Os produtos da nossa terra...



... não "importam" doenças.....nem dívidas!

sábado, 26 de novembro de 2011

Vão chatear a Merkel!

A propósito deste vídeo, antecipando que não sou adepto da violência venha ela de onde vier, recordo-me que já em 2007, entre os cerca de 100 "radicais" que resolveram destruir o campo de milho na Herdade das Lameiras, em Silves, haviam muitos estrangeiros, ao que se disse ao tempo, os que se revelaram mais violentos e interessados na sanha destruidora. Já na manifestação de Outubro dos auto-proclamados "indignados", realcei o carácter ordeiro do protesto, só quebrado por meia dúzia de "zecas pedras" acervejados. Provavelmente, os mesmos que, associados a estes radicais estrangeiros, voltaram a por em causa as pacíficas intenções dos jovens promotores do evento.
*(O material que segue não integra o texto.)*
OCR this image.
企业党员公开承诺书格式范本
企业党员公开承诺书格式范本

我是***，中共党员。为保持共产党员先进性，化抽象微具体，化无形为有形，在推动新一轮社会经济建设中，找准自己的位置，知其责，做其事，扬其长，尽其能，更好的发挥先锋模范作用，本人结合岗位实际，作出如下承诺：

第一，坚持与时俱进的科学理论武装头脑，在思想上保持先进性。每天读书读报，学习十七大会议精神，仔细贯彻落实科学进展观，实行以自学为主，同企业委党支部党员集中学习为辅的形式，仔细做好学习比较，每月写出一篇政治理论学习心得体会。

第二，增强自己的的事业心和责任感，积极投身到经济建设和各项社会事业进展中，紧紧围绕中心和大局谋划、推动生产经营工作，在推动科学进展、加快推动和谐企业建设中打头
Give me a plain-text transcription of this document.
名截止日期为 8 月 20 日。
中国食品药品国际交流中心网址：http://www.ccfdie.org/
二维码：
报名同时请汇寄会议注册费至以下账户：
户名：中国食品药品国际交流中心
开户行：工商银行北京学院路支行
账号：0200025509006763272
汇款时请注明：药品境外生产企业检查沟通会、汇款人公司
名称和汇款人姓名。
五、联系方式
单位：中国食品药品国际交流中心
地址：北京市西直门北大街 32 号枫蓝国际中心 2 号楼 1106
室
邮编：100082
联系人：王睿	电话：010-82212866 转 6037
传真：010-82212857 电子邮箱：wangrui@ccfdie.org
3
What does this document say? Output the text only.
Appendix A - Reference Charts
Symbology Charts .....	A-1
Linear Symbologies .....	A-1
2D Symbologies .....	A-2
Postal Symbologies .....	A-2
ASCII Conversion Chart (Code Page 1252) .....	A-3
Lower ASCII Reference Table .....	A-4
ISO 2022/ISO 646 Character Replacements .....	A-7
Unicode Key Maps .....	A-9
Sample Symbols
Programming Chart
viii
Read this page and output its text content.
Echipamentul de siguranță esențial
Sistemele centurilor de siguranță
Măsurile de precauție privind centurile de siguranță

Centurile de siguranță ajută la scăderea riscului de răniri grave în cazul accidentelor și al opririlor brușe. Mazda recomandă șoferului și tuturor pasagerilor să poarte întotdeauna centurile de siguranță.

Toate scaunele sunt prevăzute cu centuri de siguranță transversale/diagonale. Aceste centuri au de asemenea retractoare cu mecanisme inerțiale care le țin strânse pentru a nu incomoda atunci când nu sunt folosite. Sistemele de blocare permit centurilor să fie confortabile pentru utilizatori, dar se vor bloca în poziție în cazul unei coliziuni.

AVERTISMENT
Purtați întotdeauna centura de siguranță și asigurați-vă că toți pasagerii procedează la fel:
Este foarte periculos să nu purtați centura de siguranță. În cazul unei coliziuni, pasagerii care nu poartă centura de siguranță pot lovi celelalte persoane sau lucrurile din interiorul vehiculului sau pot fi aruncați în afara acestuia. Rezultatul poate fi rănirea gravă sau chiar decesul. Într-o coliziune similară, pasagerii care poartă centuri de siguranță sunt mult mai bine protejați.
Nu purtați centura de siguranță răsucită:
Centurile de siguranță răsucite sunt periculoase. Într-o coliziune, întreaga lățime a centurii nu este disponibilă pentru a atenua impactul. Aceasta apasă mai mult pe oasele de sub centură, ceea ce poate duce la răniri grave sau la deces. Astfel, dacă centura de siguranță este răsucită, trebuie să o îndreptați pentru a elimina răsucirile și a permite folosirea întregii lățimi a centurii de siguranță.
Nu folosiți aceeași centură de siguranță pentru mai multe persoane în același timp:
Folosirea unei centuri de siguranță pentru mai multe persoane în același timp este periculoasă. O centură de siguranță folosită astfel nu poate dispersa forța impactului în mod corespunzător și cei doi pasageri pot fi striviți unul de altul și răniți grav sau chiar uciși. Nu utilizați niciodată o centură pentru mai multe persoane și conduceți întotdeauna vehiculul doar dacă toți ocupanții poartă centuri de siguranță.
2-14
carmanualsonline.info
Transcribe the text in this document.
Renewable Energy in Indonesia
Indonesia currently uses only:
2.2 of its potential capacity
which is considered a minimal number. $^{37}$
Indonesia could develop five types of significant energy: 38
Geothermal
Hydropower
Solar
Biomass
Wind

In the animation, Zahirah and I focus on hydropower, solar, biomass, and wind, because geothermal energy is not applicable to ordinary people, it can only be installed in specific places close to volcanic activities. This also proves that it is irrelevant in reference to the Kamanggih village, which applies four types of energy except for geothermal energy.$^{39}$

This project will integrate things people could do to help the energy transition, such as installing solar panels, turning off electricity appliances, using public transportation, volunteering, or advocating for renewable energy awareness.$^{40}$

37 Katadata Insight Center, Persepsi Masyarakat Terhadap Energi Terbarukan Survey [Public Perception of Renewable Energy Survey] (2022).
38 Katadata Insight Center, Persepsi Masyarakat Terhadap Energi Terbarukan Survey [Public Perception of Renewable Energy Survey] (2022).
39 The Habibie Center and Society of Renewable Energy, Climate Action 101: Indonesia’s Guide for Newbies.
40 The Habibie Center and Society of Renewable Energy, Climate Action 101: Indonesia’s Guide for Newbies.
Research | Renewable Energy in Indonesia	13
Os radicalismos extremistas, seja qual for o quadrante em que se insiram, são condenáveis e atentatórios da democracia e da segurança das pessoas e bens. Há que os combater, sem falsos pruridos e hipócritas tolerâncias. Mas há que, sobretudo, denunciar e condenar publicamente. Foi o que ainda não vi fazer, de forma aberta por parte de alguns partidos que proclamam pugnar pela Democracia, nem pelos carismáticos e eternos dirigentes sindicais. muito menos pelos que passam o tempo a acenarem com os direitos humanos e Amnistias! Fizeram-no, céleres, a condenarem o hipotético excessivo da força por parte das Forças de Segurança, quanto ao cerne do problema e ao fenómeno de infiltração de grupelhos desestabilizadores....moita carrasco! Complexos estranhos, que se foram criando e alimentando na Sociedade Portuguesa... Ao jovem alemão, estrela do vídeo, bem como aos compatriotas que foram identificados no mesmo local, em arruaças violentas, para lá de um voto de rápido restabelecimento, apenas um conselho amigo: vão chatear a MerKel!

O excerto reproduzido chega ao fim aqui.